Rocklin-Lab / cdna-display-proteolysis-pipeline

21 stars 5 forks source link

Filtering Dataset #1 (Group 0) #6

Open loodvn opened 1 year ago

loodvn commented 1 year ago

Hi there!

I'm trying to filter the data to get the Group 0 set, but I'm getting slightly different # sequences than those in the paper.

Q1: I assume that Processed_K50_dG_datasets/Tsuboyama2023_Dataset2_Dataset3_20230416.csv is the same as the "Dataset 1 and Dataset 2" file referenced in the paper (and that this comes from K50_dG_Dataset1_Dataset2)?

Q2: How do I filter this file to get the Group0 variants? I'm trying to reproduce the number of sequences from Table S1 (586,938 total sequences, 434,556 singles and 152,382 doubles)

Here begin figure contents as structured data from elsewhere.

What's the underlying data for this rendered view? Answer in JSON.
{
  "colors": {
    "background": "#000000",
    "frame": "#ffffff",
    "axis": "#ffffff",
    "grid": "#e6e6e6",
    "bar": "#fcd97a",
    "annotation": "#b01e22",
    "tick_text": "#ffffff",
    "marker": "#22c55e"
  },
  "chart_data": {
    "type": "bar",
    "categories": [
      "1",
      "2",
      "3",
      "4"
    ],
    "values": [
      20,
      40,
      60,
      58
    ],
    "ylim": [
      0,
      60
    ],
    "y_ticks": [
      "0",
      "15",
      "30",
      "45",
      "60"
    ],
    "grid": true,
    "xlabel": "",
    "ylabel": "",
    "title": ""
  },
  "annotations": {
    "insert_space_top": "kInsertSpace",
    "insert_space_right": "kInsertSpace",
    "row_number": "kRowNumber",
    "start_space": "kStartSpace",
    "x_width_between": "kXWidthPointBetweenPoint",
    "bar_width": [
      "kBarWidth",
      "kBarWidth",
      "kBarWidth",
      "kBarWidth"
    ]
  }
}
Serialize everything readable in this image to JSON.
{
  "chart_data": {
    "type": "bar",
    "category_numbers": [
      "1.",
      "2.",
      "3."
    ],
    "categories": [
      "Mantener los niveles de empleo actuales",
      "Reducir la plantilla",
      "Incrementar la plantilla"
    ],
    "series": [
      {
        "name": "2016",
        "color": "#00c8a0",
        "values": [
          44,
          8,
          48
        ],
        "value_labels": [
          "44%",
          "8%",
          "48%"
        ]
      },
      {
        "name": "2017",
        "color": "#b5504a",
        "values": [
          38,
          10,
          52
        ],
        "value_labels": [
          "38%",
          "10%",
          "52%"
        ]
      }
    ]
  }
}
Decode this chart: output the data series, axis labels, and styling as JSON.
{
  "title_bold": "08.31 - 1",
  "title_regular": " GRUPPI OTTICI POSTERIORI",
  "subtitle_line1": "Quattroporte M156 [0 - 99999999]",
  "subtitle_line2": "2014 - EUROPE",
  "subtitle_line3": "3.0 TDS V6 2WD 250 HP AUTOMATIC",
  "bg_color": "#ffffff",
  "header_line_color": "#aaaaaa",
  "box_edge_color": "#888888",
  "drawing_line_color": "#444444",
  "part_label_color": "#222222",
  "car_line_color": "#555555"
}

I tried using the Single list CSV file, filtering for DMS_group == G0, filtering out low-confidence values from the ddG_ML_float column. But then I get:

Could you please let me know what I've missed? I assume there's another step of filtering I haven't done.

loodvn commented 1 year ago

Actually, I see these numbers match the new Nature manuscript's Extended Data Table 1, so all good!

Could you perhaps update the README (under Zenodo/Processed_K50_dG_datasets.zip) to avoid future confusion about the dataset numbering? Thanks!